La gala de los Actor Awards dejó una de esas escenas que congelan el ruido de la industria durante unos segundos. Catherine O’Hara ganó un premio póstumo votado por sus propios compañeros, un reconocimiento que llegó apenas un mes después de su muerte y que convirtió un trofeo más en algo parecido a una despedida colectiva. Ocurrió este domingo 1 de marzo, cuando su nombre resonó en el auditorio como si todavía pudiera levantarse de la butaca y subir al escenario con esa mezcla tan suya de ironía y elegancia.
Catherine O’Hara, fallecida el 30 de enero a los 71 años, fue distinguida con el premio a Mejor interpretación femenina en una serie de comedia por su papel de Patty Leigh en The Studio, la serie de Apple TV. La ovación fue larga, pero lo que terminó de quebrar el ambiente fue lo que vino después. No subió ella, sino Seth Rogen, creador y protagonista del proyecto, encargado de recoger el galardón en su nombre.
Un premio póstumo y un discurso que hizo llorar a la sala
“Me pidieron asumir el triste honor de aceptar este premio en nombre de O’Hara”, dijo Rogen al empezar, con un tono contenido que fue ganando emoción a medida que avanzaba. No era solo un gesto protocolario: el actor insistió en que Catherine O’Hara habría valorado especialmente este reconocimiento, precisamente por venir “de sus compañeros intérpretes”, a quienes, recordó, respetaba profundamente.
Rogen aprovechó para dibujar el retrato de una profesional que no se conformaba con estar: quería elevar cada escena. Según contó, durante el rodaje de The Studio Catherine O’Hara tenía una costumbre tan metódica como reveladora. La víspera de sus jornadas de grabación, enviaba correos a él y a Evan Goldberg con una frase educada —“Espero que consideréis lo siguiente”— y, a continuación, una versión reescrita de la escena. La anécdota no se presentó como un capricho de diva, sino como una declaración de principios: su talento no competía con el de nadie, empujaba el conjunto hacia arriba.
En su intervención, Rogen resumió lo que, a su juicio, definía a Catherine O’Hara: la convivencia rara —y por eso tan valiosa— entre genialidad y bondad. Recalcó que su generosidad no implicaba rebajar su ambición artística. Al contrario: sabía exactamente lo que podía aportar y no tenía miedo de hacerlo. En un negocio acostumbrado a confundir exigencia con ego, la historia sonó a lección.

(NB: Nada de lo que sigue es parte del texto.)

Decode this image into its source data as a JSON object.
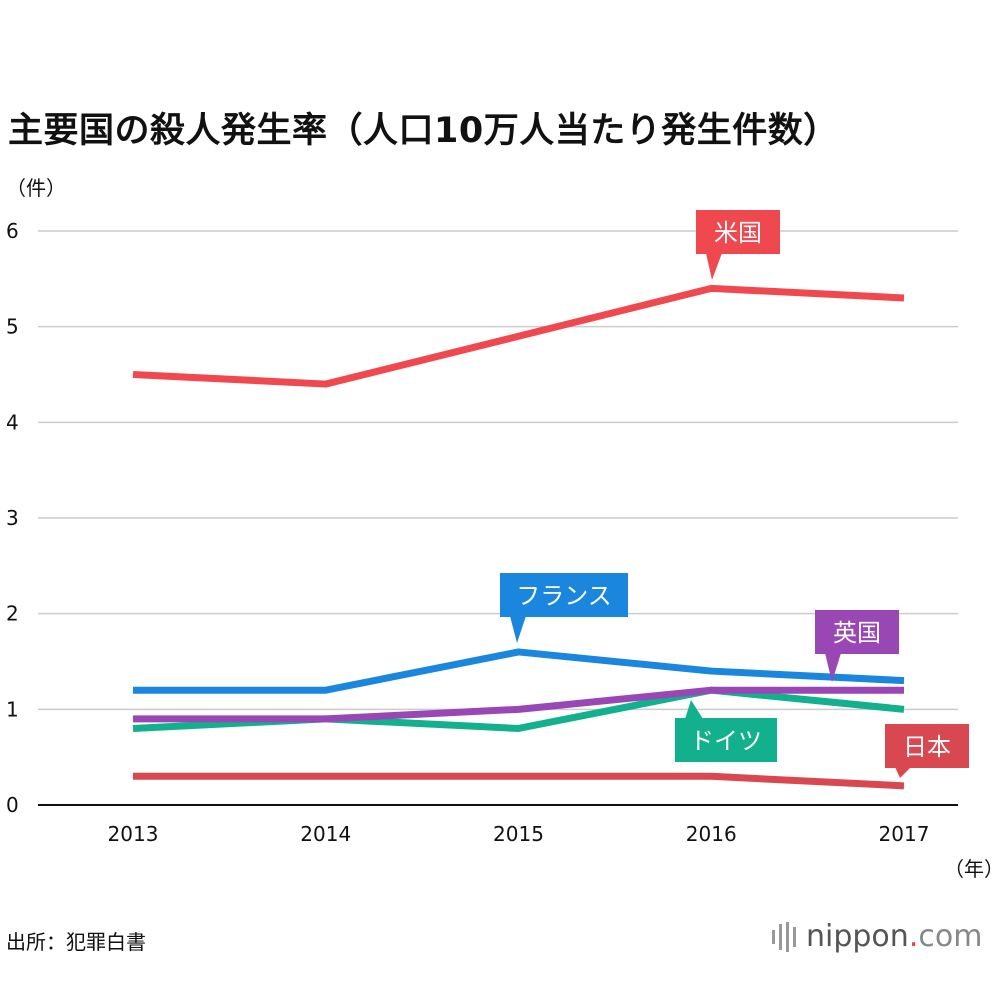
{
  "title": "主要国の殺人発生率（人口10万人当たり発生件数）",
  "y_unit": "（件）",
  "x_unit": "（年）",
  "source": "出所：犯罪白書",
  "logo": {
    "part1": "nippon",
    "dot": ".",
    "part2": "com"
  },
  "chart_data": {
    "type": "line",
    "title": "主要国の殺人発生率（人口10万人当たり発生件数）",
    "ylabel": "（件）",
    "xlabel": "（年）",
    "categories": [
      "2013",
      "2014",
      "2015",
      "2016",
      "2017"
    ],
    "ylim": [
      0,
      6
    ],
    "yticks": [
      "0",
      "1",
      "2",
      "3",
      "4",
      "5",
      "6"
    ],
    "grid": true,
    "series": [
      {
        "name": "米国",
        "values": [
          4.5,
          4.4,
          4.9,
          5.4,
          5.3
        ],
        "color": "#f0484f"
      },
      {
        "name": "フランス",
        "values": [
          1.2,
          1.2,
          1.6,
          1.4,
          1.3
        ],
        "color": "#1a86dd"
      },
      {
        "name": "英国",
        "values": [
          0.9,
          0.9,
          1.0,
          1.2,
          1.2
        ],
        "color": "#9a47b6"
      },
      {
        "name": "ドイツ",
        "values": [
          0.8,
          0.9,
          0.8,
          1.2,
          1.0
        ],
        "color": "#12b08c"
      },
      {
        "name": "日本",
        "values": [
          0.3,
          0.3,
          0.3,
          0.3,
          0.2
        ],
        "color": "#d94850"
      }
    ]
  }
}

Cuando el homenaje se vuelve legado
El discurso también funcionó como un puente hacia el público más joven, ese que conoce nombres por clips sueltos y algoritmos. Rogen cerró con una invitación directa: si hay gente en tu vida que no conoce el trabajo de Catherine O’Hara, enséñaselo. Lo dijo con ejemplos concretos, casi como quien abre un álbum familiar: su baile en Beetlejuice, su caída y cojera en Best in Show. No era nostalgia por nostalgia, era una forma de fijar una idea: O’Hara no pertenecía a una serie ni a una época, pertenecía a una manera de hacer comedia con precisión quirúrgica y corazón.

Esa es, quizá, la parte más reveladora del premio póstumo: no solo celebra una interpretación reciente, también subraya una carrera que atravesó formatos, generaciones y registros. Un galardón puede ser noticia; un galardón póstumo, en una gala de compañeros, suele ser memoria.